There exists a popular misconception that Western societies have only been concerned about the environment in the last several decades. In this time we have begun to witness firsthand some of the effects of rapid ecological change and destruction and realize that the destruction of the habit of nonhuman creatures is directly tied to the destruction of our own way of life. Nonetheless issues of environment and environmental degradation were more pointed for human beings living in prior centuries, since their lives and livelihoods were tied more directly to the natural world. The many varied natural histories composed in antiquity and through the early modern period stand as testimony to Western societies’ interest in Nature and its interaction with human culture. Understanding and writing about the natural world became an even greater intellectual enterprise in sixteenth-century Europe as the understanding of human anatomy and physiology developed and as ancient medical texts lost some of their authority.

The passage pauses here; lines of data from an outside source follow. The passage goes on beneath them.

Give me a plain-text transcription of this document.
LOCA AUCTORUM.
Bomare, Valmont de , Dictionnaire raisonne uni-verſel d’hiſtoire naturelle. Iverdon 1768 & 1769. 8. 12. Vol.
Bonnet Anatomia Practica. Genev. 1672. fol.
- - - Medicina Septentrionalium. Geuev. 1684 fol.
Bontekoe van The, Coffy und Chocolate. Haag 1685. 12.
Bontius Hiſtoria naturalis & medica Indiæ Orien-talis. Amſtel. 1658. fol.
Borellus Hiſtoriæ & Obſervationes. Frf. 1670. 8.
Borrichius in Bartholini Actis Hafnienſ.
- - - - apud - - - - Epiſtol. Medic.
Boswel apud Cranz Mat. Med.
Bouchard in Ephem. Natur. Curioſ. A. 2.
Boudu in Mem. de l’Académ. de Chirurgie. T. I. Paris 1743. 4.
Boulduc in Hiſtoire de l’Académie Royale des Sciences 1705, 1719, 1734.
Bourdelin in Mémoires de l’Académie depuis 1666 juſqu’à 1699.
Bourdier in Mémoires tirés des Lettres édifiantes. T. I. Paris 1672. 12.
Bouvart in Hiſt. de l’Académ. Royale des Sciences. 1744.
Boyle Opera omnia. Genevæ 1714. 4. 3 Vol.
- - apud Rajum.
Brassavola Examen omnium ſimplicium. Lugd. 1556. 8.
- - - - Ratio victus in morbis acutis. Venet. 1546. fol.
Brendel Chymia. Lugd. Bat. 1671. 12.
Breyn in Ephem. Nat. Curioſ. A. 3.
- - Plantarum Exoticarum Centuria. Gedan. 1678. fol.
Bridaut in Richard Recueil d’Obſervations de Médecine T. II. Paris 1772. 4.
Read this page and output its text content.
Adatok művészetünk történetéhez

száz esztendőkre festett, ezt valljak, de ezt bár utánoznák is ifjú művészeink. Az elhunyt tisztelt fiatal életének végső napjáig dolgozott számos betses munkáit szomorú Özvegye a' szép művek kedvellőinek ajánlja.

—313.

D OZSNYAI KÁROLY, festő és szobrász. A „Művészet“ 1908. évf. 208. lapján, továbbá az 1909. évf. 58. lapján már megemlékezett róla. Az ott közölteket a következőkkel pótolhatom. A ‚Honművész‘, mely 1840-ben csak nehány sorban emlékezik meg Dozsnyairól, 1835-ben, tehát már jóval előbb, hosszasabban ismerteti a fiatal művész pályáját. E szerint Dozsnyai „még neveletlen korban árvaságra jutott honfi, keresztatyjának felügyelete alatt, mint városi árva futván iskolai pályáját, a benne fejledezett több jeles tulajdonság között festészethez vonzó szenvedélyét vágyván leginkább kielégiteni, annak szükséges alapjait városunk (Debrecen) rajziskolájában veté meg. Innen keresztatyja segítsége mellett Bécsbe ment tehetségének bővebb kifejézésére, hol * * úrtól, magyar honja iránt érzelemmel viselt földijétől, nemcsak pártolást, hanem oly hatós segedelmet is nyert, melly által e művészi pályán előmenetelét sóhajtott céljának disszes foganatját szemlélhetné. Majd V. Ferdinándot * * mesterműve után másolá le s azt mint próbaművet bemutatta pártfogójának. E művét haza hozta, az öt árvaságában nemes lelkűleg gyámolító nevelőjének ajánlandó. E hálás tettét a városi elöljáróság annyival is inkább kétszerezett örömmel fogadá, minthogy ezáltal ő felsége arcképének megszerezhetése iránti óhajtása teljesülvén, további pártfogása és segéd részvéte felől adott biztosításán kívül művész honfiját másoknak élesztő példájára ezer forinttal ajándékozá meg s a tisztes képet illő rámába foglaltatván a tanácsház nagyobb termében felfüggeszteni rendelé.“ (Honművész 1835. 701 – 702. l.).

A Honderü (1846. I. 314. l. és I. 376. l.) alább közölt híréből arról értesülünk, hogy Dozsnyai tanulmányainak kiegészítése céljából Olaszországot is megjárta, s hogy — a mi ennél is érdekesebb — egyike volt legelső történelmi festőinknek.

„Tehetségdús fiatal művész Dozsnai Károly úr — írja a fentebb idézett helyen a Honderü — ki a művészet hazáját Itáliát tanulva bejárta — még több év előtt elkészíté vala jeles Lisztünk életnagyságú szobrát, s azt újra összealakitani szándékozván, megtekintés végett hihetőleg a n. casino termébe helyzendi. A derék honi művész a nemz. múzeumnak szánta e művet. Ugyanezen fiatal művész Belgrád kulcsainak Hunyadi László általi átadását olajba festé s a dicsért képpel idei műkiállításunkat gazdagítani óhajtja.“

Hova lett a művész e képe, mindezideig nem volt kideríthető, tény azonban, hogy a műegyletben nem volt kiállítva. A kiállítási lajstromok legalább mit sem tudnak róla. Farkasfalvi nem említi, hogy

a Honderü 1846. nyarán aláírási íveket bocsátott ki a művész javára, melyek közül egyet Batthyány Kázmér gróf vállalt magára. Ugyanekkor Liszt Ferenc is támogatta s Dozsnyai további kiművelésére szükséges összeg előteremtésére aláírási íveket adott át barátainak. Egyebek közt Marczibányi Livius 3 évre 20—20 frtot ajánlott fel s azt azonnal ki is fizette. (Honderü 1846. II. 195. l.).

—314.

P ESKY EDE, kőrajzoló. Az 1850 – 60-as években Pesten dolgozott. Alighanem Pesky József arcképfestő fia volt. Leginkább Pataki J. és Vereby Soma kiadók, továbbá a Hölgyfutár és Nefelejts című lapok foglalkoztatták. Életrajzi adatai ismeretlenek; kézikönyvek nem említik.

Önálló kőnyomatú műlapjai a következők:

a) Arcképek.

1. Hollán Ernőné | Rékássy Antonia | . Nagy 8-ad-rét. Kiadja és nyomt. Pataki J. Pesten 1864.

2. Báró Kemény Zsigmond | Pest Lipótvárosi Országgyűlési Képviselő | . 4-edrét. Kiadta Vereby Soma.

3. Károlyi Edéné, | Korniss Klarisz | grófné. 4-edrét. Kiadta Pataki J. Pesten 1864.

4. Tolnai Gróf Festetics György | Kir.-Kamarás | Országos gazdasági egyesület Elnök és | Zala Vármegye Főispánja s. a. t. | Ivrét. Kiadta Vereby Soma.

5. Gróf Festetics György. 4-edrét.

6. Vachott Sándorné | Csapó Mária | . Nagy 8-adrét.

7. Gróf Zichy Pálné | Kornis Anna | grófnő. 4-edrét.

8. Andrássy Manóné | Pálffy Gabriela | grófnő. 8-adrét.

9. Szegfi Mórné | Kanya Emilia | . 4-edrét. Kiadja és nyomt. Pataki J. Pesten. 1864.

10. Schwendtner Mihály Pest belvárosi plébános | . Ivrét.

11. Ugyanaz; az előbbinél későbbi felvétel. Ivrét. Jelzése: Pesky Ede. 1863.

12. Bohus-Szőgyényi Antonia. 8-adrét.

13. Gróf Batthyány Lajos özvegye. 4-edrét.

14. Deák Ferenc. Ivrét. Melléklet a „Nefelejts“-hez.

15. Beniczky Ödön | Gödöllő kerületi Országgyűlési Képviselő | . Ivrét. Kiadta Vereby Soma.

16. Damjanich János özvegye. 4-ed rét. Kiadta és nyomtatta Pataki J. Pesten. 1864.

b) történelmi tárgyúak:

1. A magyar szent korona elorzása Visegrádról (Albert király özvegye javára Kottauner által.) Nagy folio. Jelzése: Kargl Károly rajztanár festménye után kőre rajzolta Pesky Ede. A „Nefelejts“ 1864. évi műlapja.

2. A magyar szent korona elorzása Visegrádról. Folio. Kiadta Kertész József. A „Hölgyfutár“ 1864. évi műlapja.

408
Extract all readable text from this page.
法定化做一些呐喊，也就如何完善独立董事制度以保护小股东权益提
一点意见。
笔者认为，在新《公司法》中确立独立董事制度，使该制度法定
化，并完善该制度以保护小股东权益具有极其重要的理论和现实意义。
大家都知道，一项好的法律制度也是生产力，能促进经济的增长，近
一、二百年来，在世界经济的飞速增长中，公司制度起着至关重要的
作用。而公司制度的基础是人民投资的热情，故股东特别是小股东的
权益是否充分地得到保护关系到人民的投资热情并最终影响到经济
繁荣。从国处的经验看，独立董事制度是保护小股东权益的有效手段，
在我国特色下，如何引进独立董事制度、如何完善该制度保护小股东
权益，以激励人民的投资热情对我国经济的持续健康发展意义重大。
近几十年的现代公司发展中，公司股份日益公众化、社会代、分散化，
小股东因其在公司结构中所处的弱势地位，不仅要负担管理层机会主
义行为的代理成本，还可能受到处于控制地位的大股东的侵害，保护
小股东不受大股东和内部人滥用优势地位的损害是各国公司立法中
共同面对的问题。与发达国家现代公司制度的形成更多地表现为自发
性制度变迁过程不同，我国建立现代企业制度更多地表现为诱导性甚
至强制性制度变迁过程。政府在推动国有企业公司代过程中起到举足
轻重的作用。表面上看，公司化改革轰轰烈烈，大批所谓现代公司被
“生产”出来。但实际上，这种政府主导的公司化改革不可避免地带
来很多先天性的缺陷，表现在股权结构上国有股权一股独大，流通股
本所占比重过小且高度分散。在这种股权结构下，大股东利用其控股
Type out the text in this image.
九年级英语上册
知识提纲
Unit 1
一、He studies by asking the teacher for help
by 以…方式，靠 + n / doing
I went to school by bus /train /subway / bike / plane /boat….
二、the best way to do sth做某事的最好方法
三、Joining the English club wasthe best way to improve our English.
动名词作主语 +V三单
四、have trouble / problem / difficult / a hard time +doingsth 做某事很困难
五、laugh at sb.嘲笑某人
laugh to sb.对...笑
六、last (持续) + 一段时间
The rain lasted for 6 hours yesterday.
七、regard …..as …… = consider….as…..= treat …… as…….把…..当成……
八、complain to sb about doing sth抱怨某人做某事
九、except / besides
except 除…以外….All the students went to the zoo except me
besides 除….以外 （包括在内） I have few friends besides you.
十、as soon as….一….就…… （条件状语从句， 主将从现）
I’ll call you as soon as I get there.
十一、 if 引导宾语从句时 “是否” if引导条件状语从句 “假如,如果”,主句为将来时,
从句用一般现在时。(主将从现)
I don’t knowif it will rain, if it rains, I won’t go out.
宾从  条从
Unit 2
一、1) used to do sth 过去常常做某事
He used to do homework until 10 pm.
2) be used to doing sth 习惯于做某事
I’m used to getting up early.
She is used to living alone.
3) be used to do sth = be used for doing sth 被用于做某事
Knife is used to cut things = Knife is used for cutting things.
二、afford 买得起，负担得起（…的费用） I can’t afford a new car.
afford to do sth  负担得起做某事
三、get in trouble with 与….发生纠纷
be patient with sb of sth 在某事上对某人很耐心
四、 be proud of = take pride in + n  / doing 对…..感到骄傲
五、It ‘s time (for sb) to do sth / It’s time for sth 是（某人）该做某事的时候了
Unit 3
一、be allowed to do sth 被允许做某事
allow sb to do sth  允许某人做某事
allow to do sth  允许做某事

Increased knowledge of the body paralleled the exploration of nature and the move toward revising the wisdom of antiquity sent doctors and herbalists into the fields and forests to find out for themselves what was there. The invention of the telescope and its inverted twin the microscope had learned individuals scrutinizing the natural world, both at a distance and in the everyday, in ways that had never been possible before. On the planetary level the voyages of discovery, first carried out by the Spanish and Portuguese and then closely followed by their northern European neighbors, brought cultures that were totally unprepared for a new global reality into contact with each other.